I More than 2 years on from my first Micro Art Studios terrain post, and I’ve finally gotten a couple more of the models from that same order done! (And off my side desk!) Because I’m apparently a fucking obsessive OCD mental case, I also bought two of them. I guess they’re not too bad a terrain piece to potentially have doubled-up. Despite being called “Crate Heap” they’re more like bunkers that have been built in the field from a combination of secure doors and …random crates and barrels. Just don’t look too deeply into the construction, as the layout doesn’t make a massive amont of sense. Perfect for something like 40k, in that case, amirite?
I’d naturally hoped to have these finished for Dave Stone’s terrain challenge …in 2021 …and then again this year in 2022. In the end, I just forced myself to get the fucking things done in early November. I wanted them to look weathered and worn – and I MAY have gone slightly overboard with the weathering products. I’d have been happier if the mud had dried a little darker in spots, and I guess I could go back, but I’m not sure I can really be arsed to tell you the truth!

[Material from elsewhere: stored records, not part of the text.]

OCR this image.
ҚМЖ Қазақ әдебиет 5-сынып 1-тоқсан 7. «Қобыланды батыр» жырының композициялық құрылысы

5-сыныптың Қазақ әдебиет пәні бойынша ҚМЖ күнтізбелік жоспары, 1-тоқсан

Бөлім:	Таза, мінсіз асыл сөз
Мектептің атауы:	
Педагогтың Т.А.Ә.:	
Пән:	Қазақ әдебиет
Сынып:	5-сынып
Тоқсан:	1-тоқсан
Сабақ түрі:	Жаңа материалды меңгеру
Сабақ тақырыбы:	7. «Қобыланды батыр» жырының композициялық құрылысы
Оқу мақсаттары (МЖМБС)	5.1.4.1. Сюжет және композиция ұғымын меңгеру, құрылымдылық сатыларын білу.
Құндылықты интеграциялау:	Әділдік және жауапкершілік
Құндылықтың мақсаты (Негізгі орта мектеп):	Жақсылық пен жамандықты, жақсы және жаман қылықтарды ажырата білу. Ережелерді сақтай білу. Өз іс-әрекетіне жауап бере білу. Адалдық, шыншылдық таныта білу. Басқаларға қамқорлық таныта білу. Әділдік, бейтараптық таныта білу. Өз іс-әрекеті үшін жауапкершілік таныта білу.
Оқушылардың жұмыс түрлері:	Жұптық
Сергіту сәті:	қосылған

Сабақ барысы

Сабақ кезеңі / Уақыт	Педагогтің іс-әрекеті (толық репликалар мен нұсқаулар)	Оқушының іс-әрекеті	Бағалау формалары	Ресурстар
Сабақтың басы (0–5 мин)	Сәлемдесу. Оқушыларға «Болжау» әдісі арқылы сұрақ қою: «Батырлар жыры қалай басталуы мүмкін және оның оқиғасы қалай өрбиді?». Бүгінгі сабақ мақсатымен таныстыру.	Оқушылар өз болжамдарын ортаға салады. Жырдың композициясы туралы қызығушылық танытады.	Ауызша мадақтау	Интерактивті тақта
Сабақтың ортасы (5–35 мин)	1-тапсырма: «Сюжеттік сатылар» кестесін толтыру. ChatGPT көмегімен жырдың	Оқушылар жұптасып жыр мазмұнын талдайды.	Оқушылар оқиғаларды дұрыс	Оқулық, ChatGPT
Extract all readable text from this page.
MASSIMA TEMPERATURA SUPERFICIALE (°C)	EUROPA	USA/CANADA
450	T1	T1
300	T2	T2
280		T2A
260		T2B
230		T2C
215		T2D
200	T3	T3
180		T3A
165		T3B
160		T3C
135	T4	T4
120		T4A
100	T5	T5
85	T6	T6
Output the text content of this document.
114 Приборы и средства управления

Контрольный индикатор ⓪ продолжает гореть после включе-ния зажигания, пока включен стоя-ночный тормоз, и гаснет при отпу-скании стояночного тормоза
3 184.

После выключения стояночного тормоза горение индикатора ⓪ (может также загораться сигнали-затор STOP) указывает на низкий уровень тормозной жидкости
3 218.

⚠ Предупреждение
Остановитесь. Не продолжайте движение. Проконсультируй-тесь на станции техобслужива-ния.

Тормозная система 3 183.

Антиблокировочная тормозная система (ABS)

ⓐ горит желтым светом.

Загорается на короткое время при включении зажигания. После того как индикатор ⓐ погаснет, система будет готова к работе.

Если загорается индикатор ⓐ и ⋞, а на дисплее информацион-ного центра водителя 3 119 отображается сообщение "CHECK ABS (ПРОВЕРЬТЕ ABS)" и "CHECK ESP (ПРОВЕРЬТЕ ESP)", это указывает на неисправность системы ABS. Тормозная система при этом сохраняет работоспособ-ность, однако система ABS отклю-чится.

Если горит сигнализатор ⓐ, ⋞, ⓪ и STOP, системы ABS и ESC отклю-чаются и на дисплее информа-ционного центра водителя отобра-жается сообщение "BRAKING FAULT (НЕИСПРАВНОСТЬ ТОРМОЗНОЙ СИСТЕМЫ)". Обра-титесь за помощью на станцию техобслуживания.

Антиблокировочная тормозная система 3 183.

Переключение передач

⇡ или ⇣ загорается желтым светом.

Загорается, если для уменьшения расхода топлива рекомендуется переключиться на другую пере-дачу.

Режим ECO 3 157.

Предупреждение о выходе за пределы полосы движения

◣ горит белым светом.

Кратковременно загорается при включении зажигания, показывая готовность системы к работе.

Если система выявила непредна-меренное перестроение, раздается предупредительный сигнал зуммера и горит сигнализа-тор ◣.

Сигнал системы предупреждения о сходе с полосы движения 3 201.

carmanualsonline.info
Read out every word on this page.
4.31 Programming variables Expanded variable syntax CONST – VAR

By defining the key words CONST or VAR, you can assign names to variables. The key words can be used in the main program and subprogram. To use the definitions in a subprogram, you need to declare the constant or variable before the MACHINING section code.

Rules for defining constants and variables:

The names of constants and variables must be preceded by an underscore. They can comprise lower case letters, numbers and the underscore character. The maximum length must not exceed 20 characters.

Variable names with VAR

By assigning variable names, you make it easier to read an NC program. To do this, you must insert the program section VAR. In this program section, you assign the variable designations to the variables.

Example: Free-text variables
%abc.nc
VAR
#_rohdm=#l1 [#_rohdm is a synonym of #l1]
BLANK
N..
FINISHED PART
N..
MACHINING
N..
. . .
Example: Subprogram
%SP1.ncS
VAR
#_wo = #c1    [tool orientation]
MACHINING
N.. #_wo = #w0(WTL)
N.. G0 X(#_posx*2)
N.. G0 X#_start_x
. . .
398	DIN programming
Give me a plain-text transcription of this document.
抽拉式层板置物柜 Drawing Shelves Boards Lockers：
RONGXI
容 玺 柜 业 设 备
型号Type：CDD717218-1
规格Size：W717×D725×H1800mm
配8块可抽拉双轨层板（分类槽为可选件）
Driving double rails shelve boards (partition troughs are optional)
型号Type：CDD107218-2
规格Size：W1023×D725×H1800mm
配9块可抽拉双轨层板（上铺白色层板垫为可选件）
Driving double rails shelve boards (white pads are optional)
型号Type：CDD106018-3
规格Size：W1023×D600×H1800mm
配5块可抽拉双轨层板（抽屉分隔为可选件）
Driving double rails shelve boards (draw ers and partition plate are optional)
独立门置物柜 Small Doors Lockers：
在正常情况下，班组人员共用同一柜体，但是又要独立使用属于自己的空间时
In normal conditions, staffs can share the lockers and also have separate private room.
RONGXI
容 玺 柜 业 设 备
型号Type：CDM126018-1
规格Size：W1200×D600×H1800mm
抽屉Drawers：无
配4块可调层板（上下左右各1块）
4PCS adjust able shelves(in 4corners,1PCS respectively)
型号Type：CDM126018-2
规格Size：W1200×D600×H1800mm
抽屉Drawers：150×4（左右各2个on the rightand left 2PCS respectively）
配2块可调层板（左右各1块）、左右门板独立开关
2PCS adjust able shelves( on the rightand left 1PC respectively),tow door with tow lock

As with the Vents from the same producer, these pieces certainly pass the 4-foot test, but once again up close they’re unfortunately riddled with literally dozens upon dozens of tiny (and less tiny) bubble-holes. I did add some orange rust to them, but in the end the weathering pigments pretty much overpowered any rust I’d added.
They’re large enough to make for some pretty decent rural “war zone hills”, and will break up LOS for most armoured vehicles while still being small enough to be climbed over by infantry and so potentially also have a place in smaller skirmish battles such as Kill Team and the like.
I mean, I could call this a “Review” but there’s not much to say about these things. They weren’t too difficult to paint once I got going, but the dirt between each box and barrel made it an unpleasant and tedious task – which is why it took me over two years until I basically forced myself to get them done. There was pretty much no pleasure in the process aside from the little endorphin hit when I got them done.
I also used some number decals I still had sitting on the remains of a transfer sheet from GW’s original RTB04 Rhino (triple) kit. Yes, the Blood Drinkers numbers! In honor of the Rogue Trader connection, I used Rogue Trader-era models from RTB2 Space Ork Raiders & Rogue Trader RT02 Space Orks against some RT01 Space Marines along with Jes’ 2nd Edition Space Marine Scouts to pose fighting over them.
Anyway, I’ll call this one done and dusted. Hope you enjoyed the post – more soon!